According to the LaserFest website, today, May 16, 2010, marks the 50th anniversary of the laser. First demonstrated by a team lead by American physicist Ted Maiman.
In 1917, Albert Einstein established the theoretic foundations for the LASER and the MASER in the paper Zur Quantentheorie der Strahlung (On the Quantum Theory of Radiation); via a re-derivation of Max Planck’s law of radiation, conceptually based upon probability coefficients (Einstein coefficients) for the absorption, spontaneous emission, and stimulated emission of electromagnetic radiation; in 1928, Rudolf W. Ladenburg confirmed the existences of the phenomena of stimulated emission and negative absorption; in 1939, Valentin A. Fabrikant predicted the use of stimulated emission to amplify “short” waves; in 1947, Willis E. Lamb and R. C. Retherford found apparent stimulated emission in hydrogen spectra and effected the first demonstration of stimulated emission; in 1950, Alfred Kastler (Nobel Prize for Physics 1966) proposed the method of optical pumping, experimentally confirmed, two years later, by Brossel, Kastler, and Winter. On 16 May 1960, Theodore Maiman demonstrated the first functional laser at the Hughes Research Laboratories, capable of producing short pulses.

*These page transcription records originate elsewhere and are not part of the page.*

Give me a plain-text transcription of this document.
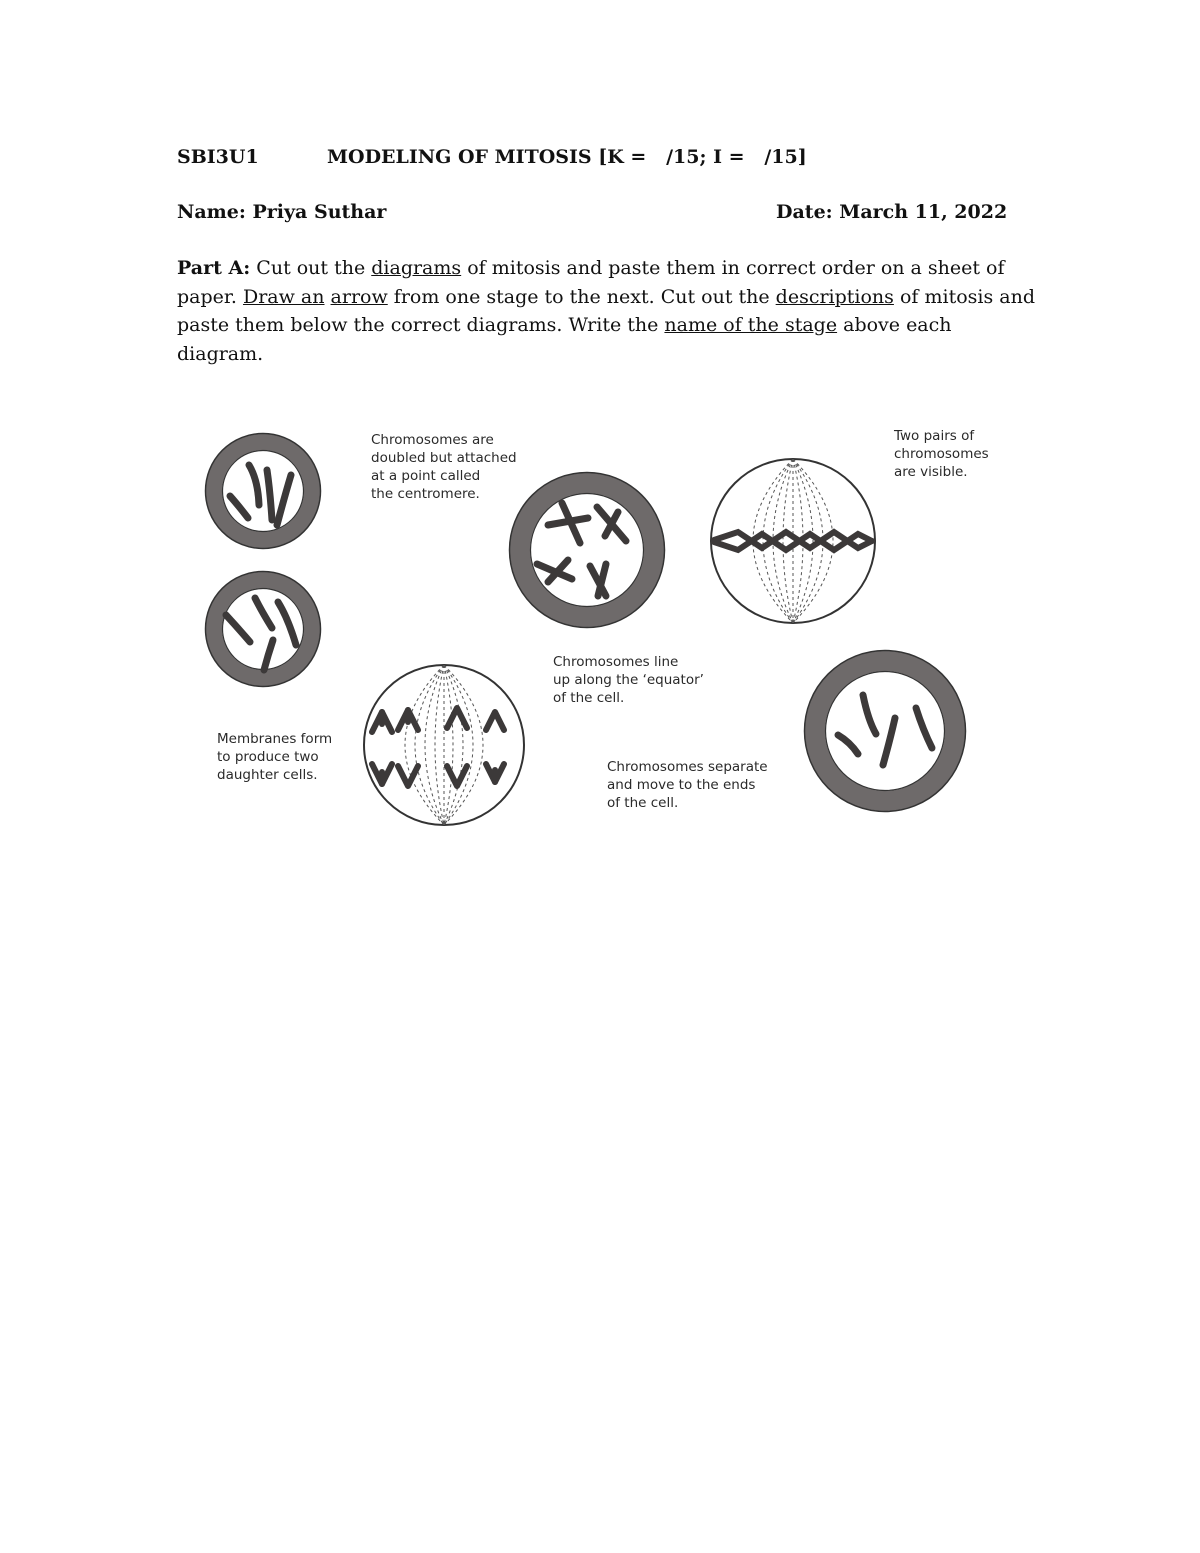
SBI3U1	MODELING OF MITOSIS [K =   /15; I =   /15]
Name: Priya Suthar	Date: March 11, 2022
Part A: Cut out the diagrams of mitosis and paste them in correct order on a sheet of paper. Draw an arrow from one stage to the next. Cut out the descriptions of mitosis and paste them below the correct diagrams. Write the name of the stage above each diagram.
Chromosomes are
doubled but attached
at a point called
the centromere.
Two pairs of
chromosomes
are visible.
Chromosomes line
up along the ‘equator’
of the cell.
Membranes form
to produce two
daughter cells.	Chromosomes separate
and move to the ends
of the cell.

Of course lasers are what power the Climbers in the Power-Beaming Competition at the Space Elevator Games and lasers are, in all probability, going to be at least part of the power equation of a real Space Elevator.
The LaserFest website is very cool – lots of interesting videos and articles – it’s well worth a visit or two.
So, happy 50th birthday congratulations to the Laser!